MASH


Quem acompanha o blog a algum tempo já deve ter notado que eu sou um baita fã de comédias, e tenho a plena certeza de que este é o gênero menos apreciado em premiações e pela crítica em geral, o que acho lamentável. Pra mim, é inexplicável que porcarias como Babel ou Abraços Partidos ganhem atenção, enquanto Faça o que eu Digo, Não Faça o que eu Faço ou Tá Rindo do Que? passem praticamente batidos, mesmo tendo infinitos méritos a mais, mas nomes "cults" de menos.

Já escrevi aqui sobre algumas de minhas comédias favoritas, como A Vida de Brian ou Superbad - É Hoje. Mas se um dia me perguntassem "Qual a comédia mais importante da história?", eu não pensaria duas vezes antes de falar MASH, filme anarquista e genial, do igualmente anarquista e genial Robert Altman, MASH talvez seja uma das mais poderosas obras anti-guerra de todos os tempos, algo mais do que surpreendente para uma comédia.

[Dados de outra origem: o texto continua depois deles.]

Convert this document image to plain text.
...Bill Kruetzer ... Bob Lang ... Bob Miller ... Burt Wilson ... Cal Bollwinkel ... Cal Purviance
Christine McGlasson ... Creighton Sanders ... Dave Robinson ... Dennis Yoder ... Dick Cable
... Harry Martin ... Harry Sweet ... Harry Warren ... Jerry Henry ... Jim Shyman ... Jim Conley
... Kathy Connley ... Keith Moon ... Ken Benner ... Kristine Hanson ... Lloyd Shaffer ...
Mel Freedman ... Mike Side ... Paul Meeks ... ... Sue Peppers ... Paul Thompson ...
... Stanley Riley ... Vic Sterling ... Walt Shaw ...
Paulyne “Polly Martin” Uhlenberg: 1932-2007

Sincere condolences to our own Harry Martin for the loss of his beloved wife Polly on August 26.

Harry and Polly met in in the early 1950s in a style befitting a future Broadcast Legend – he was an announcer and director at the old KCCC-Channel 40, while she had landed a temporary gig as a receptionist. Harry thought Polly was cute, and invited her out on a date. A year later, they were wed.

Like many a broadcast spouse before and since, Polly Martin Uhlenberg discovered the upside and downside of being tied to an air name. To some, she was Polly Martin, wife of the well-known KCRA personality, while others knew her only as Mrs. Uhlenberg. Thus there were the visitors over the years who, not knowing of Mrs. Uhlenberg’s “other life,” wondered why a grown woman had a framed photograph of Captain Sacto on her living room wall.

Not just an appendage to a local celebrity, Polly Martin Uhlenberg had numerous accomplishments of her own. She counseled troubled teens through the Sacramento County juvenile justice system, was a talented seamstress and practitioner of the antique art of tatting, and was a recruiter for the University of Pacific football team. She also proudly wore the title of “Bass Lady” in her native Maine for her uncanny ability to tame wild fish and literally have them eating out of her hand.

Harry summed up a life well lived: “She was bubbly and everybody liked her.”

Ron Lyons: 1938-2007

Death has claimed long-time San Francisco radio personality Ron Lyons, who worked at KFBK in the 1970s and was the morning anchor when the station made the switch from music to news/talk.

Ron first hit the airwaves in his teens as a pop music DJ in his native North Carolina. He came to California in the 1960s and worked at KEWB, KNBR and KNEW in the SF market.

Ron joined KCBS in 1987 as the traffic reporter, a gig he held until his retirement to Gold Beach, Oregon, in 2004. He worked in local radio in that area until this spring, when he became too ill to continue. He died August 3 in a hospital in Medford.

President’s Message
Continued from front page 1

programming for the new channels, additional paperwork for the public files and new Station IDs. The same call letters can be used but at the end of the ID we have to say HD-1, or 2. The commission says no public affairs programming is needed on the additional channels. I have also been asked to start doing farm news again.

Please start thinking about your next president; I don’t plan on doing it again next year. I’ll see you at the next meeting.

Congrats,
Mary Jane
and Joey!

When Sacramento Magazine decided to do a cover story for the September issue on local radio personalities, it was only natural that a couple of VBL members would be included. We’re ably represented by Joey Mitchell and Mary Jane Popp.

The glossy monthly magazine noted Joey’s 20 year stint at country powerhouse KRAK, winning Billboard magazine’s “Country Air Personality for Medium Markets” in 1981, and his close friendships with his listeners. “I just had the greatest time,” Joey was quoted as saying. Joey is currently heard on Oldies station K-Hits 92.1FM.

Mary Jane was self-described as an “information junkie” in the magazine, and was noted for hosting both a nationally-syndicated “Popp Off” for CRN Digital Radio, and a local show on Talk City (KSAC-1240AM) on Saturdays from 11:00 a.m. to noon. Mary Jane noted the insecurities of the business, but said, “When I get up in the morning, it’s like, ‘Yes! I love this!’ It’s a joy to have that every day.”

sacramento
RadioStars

MASH conta o dia a dia de uma unidade de saúde do exército americano em meio a Guerra da Coréia, mostrando suas preocupações diárias: procurar bons lugares para jogar golf, ensinar um jovem local a servir bebidas (ao invés de catequizá-lo), montar um bom time de futebol americano e... sim! MASH é um filme de guerra que (com perdão do vocabulário) está cagando e andando pra guerra. A mensagem mais óbvia é clara: ninguém está interessado nas batalhas, isso é problema de governos, e portanto, ninguém está ali por patriotismo. Todas foram obrigados a estarem ali, e ninguém vai impedi-los de procurarem por diversão (como maneira de seguirem suas vidas normalmente).
Mas se isso não fosse suficientemente inteligente, o filme jamais se esquiva de assuntos controversos: em meio a uma era de repressão sexual, intelectual e tudo mais, Altman não deixa de manifestar o racismo de um dos protagonistas, ou a clara ignorância do dentista que acredita que "virou" homossexual. Além disso, em meio as divertidas piadas, se encontram tiradas impecáveis: quando os médicos começam a tratar de um rapaz que é prisioneiro de guerra, eles são repreendidos por uma enfermeira que afirma que eles estão deixando de cuidar dos soldados por ele, quando ouve a resposta genial "Você também é uma prisioneira de guerra, mas não sabe disso"; e em outro momento, quando uma garota diz que não entende como um "pervertido, desbocado e imbecil" poderia ter sido levado para a Guerra num cargo tão importante, a resposta é simples, divertida e melancólica: "Sendo convocado".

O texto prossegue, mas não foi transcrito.